A separate but similar line of inquiry comes from Jacquelyn Schneider, a Hoover Institution fellow and professor at the Naval Postgraduate School. Last year, Schneider and colleagues at Stanford University evaluated five off-the-shelf LLMs in military and diplomatic decision-making. All models exhibited hard-to-predict escalation patterns. “I expected to see a lot more divergence between LLMs,” Schneider says. “For me, the tendency toward escalation is a puzzle. Is it because the corpus of knowledge focuses only on escalation? De-escalation is hard to study since it never happens.”

Schneider cautioned that even tightly scoped AI systems can have unintended strategic effects if commanders trust outputs without fully understanding how they were produced.

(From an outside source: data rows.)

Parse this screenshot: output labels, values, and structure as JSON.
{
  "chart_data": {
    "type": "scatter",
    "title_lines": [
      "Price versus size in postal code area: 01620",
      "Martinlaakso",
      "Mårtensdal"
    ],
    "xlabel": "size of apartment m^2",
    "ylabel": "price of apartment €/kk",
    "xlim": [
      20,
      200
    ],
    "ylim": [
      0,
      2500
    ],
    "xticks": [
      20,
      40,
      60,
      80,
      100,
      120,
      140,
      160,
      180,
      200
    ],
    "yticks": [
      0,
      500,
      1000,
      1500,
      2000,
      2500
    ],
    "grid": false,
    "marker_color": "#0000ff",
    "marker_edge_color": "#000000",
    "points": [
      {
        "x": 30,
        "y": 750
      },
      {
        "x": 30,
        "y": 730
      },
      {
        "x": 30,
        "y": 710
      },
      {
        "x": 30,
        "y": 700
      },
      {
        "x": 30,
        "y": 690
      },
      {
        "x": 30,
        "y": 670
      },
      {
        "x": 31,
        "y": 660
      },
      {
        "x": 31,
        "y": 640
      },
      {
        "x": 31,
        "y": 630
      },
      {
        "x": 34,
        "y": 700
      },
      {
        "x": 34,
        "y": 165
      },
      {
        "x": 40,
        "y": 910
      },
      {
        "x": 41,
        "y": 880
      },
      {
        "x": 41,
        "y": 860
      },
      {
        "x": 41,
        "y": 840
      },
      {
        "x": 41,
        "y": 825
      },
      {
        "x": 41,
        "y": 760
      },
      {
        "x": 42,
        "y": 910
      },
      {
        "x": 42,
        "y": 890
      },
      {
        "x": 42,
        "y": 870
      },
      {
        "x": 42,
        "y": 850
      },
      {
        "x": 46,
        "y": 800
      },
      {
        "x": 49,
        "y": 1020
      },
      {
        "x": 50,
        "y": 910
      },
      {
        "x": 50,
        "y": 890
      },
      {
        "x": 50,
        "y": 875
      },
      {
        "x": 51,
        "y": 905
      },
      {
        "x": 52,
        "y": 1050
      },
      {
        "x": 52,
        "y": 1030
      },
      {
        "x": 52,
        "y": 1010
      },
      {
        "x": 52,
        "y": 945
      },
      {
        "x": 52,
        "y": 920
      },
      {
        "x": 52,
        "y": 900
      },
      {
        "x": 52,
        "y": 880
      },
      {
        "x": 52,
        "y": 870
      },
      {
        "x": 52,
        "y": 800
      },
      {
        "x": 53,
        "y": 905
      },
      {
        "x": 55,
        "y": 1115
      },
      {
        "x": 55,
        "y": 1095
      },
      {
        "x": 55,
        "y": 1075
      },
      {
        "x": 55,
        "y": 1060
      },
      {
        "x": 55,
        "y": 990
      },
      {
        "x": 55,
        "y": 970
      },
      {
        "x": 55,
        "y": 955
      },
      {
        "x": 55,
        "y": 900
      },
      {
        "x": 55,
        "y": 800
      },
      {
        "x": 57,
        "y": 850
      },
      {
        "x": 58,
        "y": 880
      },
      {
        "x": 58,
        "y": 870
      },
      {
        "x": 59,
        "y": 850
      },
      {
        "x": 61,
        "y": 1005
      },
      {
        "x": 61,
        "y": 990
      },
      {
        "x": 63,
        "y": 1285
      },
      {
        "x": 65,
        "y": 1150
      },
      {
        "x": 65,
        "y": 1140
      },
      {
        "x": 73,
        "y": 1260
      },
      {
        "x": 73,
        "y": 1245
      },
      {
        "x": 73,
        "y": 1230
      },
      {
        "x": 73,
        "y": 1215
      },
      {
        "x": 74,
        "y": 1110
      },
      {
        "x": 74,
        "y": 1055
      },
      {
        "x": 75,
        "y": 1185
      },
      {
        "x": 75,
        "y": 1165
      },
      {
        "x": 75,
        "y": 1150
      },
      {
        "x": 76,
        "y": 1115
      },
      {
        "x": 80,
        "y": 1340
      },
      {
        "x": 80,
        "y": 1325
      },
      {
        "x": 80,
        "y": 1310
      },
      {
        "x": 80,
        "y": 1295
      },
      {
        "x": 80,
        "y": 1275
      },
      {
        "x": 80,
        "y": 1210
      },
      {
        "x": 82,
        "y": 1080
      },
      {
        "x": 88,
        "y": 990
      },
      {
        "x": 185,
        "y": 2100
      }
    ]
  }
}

She says it’s important to train users to build campaigns without the software, or to spot underlying problems that could hinder decision-making during combat. “For the last 20 years, the U.S. has built campaign plans for the global War on Terror without our information structures constantly being targeted as they would in a scenario against a competent adversary. Some data might be manipulated on a day-to-day basis due to electromagnetic interference or cyberattacks, but the scope and scale increases exponentially in wartime, when the software becomes a target. How the system works in a peacetime environment represents the best possible situation, but how it degrades in a combat environment could be the standard of how closely it becomes a part of combat planning processes.”

Thunderforge’s creators and outside experts both emphasize the importance of human oversight. Tadross says Scale AI’s role is to provide the assets that military personnel need to deter conflicts or gain winning advantages if forced to fight. The DoD ultimately defines the doctrine, rules of engagement, and appropriate level of human oversight for any given mission. “While the system can be tasked to generate and assess courses of action based on those defined parameters, the ultimate decision-making authority always rests with the human commander,” Tadross says. “Our responsibility is to ensure the technology provides clear, understandable, and trustworthy support that empowers their judgment and accelerates their decision-making at the speed of relevance.”